The Pandora Acquisition was accounted for using the acquisition method of accounting. The excess purchase price over identifiable net tangible and intangible assets of $1,553 was recorded to Goodwill in our consolidated balance sheets as of December 31, 2019. Refer to Note 9 for a further discussion of Pandora goodwill which was impaired in the year ended December 31, 2020. A total of $776 has been allocated to identifiable intangible assets subject to amortization and relates to the assessed fair value of the acquired customer relationships and software and technology and is being amortized over the estimated weighted average useful lives of 8 and 5 years, respectively. A total of $331 has been allocated to identifiable
indefinite lived intangible assets and relates to the assessed fair value of the acquired trademarks. The fair value assessed for the majority of the remaining assets acquired and liabilities assumed equaled their carrying value. Goodwill represents synergies and economies of scale expected from the combination of services. Goodwill has been allocated to the Pandora segment. Additionally, in connection with the Pandora Acquisition, we acquired gross net operating loss (“NOL”) carryforwards of approximately $1,287 for federal income tax purposes that are available to offset future taxable income. The acquired NOL's are limited by Section 382 of the Internal Revenue Code. Those limitations are not expected to impact our ability to fully utilize those NOL's within the carryforward period.
We recognized acquisition related costs of $84 that were expensed in Acquisition and restructuring costs in our consolidated statements of comprehensive income during the year ended December 31, 2019.

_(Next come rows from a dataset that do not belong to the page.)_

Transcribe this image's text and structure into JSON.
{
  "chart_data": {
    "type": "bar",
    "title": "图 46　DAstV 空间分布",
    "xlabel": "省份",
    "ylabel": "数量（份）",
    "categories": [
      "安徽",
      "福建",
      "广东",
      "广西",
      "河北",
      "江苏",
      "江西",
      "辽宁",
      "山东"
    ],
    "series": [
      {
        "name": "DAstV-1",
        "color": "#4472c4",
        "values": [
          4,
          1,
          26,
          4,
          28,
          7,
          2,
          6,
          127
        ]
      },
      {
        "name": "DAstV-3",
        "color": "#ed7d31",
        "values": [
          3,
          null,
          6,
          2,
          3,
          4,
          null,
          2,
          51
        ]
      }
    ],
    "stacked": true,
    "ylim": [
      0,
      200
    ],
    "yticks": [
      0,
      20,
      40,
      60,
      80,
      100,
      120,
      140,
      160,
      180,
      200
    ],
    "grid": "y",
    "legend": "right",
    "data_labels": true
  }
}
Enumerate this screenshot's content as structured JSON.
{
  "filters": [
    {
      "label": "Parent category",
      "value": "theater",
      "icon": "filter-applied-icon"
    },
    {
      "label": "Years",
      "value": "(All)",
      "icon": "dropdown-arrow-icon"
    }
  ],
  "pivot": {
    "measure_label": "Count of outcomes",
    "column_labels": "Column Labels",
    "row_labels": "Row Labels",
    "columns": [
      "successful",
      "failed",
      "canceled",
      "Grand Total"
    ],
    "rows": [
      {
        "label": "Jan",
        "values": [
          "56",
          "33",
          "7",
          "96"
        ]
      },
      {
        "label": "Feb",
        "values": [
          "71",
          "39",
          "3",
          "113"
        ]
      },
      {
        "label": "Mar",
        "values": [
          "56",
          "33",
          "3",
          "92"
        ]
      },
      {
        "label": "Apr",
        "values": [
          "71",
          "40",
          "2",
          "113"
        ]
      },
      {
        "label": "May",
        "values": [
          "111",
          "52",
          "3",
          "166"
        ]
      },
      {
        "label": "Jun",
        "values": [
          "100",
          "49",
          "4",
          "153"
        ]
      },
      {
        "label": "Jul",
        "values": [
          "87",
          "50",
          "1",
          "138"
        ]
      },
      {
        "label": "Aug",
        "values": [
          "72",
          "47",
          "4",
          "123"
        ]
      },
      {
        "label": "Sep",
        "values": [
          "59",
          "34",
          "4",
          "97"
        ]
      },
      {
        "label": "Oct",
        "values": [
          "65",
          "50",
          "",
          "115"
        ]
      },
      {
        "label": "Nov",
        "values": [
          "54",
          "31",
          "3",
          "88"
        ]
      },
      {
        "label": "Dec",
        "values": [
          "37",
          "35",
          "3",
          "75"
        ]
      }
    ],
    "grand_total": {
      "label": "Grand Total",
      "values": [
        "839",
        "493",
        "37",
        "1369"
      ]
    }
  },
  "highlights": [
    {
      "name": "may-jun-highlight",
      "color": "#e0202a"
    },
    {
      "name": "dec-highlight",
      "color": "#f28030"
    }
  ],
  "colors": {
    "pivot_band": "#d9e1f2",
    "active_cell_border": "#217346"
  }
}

Pro Forma Financial Information
Pandora was consolidated into our financial statements starting on the acquisition date, February 1, 2019. The aggregate revenue and net loss of Pandora consolidated into our financial statements was $1,607 and $303, respectively, for the year ended December 31, 2019. The following pro forma financial information presents our results as if the Pandora Acquisition had occurred on January 1, 2018:
For the Years Ended December 31,
2020 2019 2018
Total revenue $ 8,046  $ 7,921  $ 7,348 
Net income $ 131  $ 938  $ 844 

These pro forma results are based on estimates and assumptions, which we believe are reasonable. They are not the results that would have been realized had the acquisition actually occurred on January 1, 2018 and are not indicative of our consolidated results of operations in future periods. The pro forma results primarily include adjustments related to amortization of acquired intangible assets, depreciation of property and equipment, acquisition costs, fair value gain or loss on the Pandora investment and associated tax impacts.